Search Microsoft Security
Search Microsoft.com

Create strong passwords

Create strong passwords

Strong passwords are important protections to help you have safer online transactions.

Keys to password strength: length and complexity

An ideal password is long and has letters, punctuation, symbols, and numbers.

  • Whenever possible, use eight characters or more.

  • Don't use the same password for everything. Cybercriminals steal passwords on websites with very little security, and then they try to use that same password and user name in more secure environments, such as banking websites.

  • Change your passwords often. Set an automatic reminder for yourself to change your passwords on your email, banking, and credit card websites about every three months.

  • The greater the variety of characters in your password, the better. However, password hacking software automatically checks for common letter-to-symbol conversions, such as changing "and" to "&" or "to" to "2."

  • Use the entire keyboard, not just the letters and characters you use or see most often.

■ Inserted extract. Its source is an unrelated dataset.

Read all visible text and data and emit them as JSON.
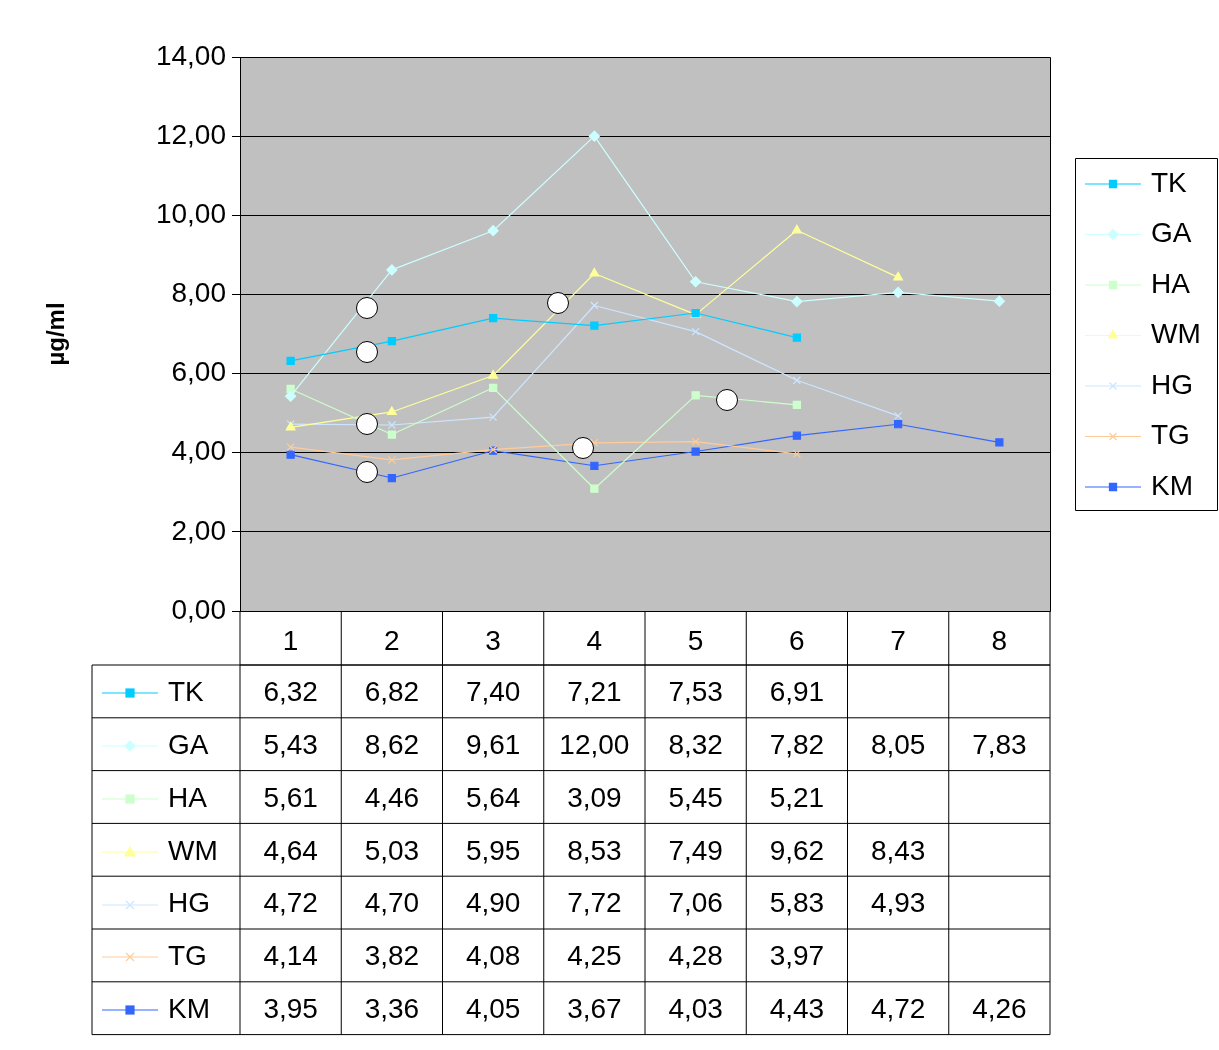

Create a strong password you can remember

There are many ways to create a long, complex password. Here are some suggestions that might help you remember it easily:

What to do

Example

Start with a sentence or two.

Complex passwords are safer.

Remove the spaces between the words in the sentence.

Complexpasswordsaresafer.

Turn words into shorthand or intentionally misspell a word.

ComplekspasswordsRsafer.

Add length with numbers. Put numbers that are meaningful to you after the sentence.

ComplekspasswordsRsafer2011.

Test your password with a password checker

A password checker evaluates your password's strength automatically. Try our secure password checker.

Protect your passwords from prying eyes

The easiest way to "remember" passwords is to write them down. It is okay to write passwords down, but keep the written passwords in a secure place.

Common password pitfalls to avoid

Cyber criminals use sophisticated tools that can rapidly decipher passwords.

Avoid creating passwords that use:

  • Dictionary words in any language.

  • Words spelled backwards, common misspellings, and abbreviations.

  • Sequences or repeated characters. Examples: 12345678, 222222, abcdefg, or adjacent letters on your keyboard (qwerty).

  • Personal information. Your name, birthday, driver's license, passport number, or similar information.